Traditionally, philosophy identifies itself with (as) do/think culture against (what has become) a do-only culture. Or sometimes, with think-only culture.
Academic philosophy can be defined by its cultural institutions: by the particular ways in which it is, or falls short of being, read/write, listen/speak, and do/think. They are restrictive and rigid, and some of the main things you learn when you are 'trained' to be an academic philosopher involve, not how to thrive within these forms of culture (nobody teaches you that), but what is required or not permitted of the participants. This involves who speaks and who listens, and who writes and who reads, about what and how and when.
(Socrates would just bump into you on the street, and ask away.)
I grew up in an internet culture that was more read/write (in its specific ways, which thanks to technological innovation also transposed certain aspects of listen/speak culture) than the one we have now. Internet place and internet time have changed. And so has internet sociability, in which its read/write culture grew.
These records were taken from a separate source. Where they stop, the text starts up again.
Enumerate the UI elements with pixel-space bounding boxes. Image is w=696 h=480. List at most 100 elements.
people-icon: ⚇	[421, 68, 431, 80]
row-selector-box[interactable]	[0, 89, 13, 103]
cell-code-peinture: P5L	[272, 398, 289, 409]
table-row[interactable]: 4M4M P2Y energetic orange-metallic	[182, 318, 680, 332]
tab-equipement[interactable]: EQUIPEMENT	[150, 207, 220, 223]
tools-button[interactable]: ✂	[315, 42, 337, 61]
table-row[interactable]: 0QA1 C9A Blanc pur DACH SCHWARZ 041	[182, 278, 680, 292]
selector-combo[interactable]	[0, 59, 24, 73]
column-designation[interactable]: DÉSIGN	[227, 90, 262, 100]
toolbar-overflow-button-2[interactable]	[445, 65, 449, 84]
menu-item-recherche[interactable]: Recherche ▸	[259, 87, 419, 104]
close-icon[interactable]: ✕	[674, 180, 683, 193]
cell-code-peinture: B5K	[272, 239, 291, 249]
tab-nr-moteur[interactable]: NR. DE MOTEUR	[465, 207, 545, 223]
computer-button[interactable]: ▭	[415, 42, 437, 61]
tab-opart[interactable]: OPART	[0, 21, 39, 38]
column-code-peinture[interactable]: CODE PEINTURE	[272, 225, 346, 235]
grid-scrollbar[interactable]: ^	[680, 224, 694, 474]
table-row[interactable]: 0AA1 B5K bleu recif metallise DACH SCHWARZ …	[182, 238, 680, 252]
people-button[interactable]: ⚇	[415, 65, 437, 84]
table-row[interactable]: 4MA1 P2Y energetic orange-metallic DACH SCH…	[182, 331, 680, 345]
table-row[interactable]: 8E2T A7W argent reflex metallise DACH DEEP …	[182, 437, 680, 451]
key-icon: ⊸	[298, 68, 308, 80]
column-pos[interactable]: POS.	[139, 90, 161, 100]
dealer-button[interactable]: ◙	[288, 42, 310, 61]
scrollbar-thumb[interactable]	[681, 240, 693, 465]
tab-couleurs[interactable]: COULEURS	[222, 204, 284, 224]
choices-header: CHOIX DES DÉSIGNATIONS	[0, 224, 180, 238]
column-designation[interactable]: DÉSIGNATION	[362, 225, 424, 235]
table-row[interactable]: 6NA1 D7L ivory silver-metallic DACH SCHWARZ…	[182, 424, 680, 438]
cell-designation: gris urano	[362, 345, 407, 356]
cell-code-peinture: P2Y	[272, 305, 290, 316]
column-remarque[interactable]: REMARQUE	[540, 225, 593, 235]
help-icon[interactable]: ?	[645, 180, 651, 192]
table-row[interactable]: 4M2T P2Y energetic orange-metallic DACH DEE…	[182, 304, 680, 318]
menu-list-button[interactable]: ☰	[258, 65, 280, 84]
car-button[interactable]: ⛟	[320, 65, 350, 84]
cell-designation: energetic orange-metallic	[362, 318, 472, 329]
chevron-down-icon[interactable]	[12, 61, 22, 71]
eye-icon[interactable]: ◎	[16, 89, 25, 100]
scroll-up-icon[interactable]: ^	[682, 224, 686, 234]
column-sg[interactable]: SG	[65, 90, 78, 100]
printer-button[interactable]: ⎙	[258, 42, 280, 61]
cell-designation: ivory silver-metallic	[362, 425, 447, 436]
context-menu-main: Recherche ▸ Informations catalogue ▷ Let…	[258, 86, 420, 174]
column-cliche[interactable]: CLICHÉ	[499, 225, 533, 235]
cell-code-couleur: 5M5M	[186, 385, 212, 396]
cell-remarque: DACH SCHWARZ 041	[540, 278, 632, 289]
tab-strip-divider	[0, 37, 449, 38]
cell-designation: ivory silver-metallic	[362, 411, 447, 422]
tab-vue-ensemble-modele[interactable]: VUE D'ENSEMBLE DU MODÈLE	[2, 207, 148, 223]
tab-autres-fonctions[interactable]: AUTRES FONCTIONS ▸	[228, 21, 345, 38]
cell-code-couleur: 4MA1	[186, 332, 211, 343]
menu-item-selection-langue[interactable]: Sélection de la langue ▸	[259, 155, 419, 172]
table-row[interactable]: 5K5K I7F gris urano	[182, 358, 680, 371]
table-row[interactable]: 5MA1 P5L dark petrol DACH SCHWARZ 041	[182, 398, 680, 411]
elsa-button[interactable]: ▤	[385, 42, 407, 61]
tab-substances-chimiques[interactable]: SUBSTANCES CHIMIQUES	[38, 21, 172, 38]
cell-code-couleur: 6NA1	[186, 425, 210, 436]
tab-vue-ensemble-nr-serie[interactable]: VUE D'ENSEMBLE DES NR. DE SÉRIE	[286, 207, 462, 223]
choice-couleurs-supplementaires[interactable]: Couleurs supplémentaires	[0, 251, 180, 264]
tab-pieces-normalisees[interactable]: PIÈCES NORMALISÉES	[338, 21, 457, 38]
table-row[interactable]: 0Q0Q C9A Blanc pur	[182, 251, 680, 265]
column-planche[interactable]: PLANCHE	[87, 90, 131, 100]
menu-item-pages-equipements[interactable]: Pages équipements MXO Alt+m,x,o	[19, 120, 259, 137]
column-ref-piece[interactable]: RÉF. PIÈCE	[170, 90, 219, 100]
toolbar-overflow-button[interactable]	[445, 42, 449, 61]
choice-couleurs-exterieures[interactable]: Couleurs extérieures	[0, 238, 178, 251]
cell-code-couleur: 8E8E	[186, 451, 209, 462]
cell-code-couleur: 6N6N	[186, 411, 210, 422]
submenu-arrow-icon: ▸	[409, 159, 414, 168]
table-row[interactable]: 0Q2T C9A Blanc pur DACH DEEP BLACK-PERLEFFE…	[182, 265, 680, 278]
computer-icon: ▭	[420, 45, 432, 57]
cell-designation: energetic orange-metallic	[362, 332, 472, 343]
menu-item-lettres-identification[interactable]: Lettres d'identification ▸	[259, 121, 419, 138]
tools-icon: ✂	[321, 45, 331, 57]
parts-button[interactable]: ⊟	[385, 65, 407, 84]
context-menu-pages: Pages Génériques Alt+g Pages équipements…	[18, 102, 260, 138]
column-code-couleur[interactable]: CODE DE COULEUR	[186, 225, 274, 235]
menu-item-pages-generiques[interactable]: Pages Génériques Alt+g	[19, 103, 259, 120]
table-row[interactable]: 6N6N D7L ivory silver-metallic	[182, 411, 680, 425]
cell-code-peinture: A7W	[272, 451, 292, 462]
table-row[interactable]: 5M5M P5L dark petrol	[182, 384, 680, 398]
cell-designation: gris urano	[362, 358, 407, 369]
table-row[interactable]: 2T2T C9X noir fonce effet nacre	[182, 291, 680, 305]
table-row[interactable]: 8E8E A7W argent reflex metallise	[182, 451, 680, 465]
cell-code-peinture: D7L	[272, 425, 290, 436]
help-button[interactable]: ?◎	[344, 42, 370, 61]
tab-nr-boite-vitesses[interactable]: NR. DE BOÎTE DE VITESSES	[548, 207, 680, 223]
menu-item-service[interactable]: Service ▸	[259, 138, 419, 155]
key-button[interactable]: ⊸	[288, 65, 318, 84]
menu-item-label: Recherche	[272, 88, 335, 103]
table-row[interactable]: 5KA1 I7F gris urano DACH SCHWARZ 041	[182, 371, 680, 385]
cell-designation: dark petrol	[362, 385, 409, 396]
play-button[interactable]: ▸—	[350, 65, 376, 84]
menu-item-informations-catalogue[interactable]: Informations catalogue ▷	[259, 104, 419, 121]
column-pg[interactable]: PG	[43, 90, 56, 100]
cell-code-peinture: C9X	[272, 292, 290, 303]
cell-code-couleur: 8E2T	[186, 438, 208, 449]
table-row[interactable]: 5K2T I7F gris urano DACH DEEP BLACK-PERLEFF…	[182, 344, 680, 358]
That internet culture was not exclusively academic, in the sense of being housed largely in institutions of higher education (or, in my case in 1992, high school)—it was just as much populated by hobbyists and engineers. So, by many people for whom what they did was a kind of thinking, the kind of thinking that is doing: trying, solving, building, tinkering. To my mind, that culture of cooperation, experimentation, and know-how carried over into the adjacent culture culture. You can sometimes still find its remnants on the internet, if you look.
More recent developments are less sociable. And, I think, just plain stupid about culture. Indifferent to its realities. The most effective learning management system is talking about books and then writing. The most effective classroom management technique is being a person.
(How long before teachers start calling themselves 'learning managers'? Like Socrates, one of the greatest learning managers ever to exist, who ironically denied that he ever learning-managed anyone.)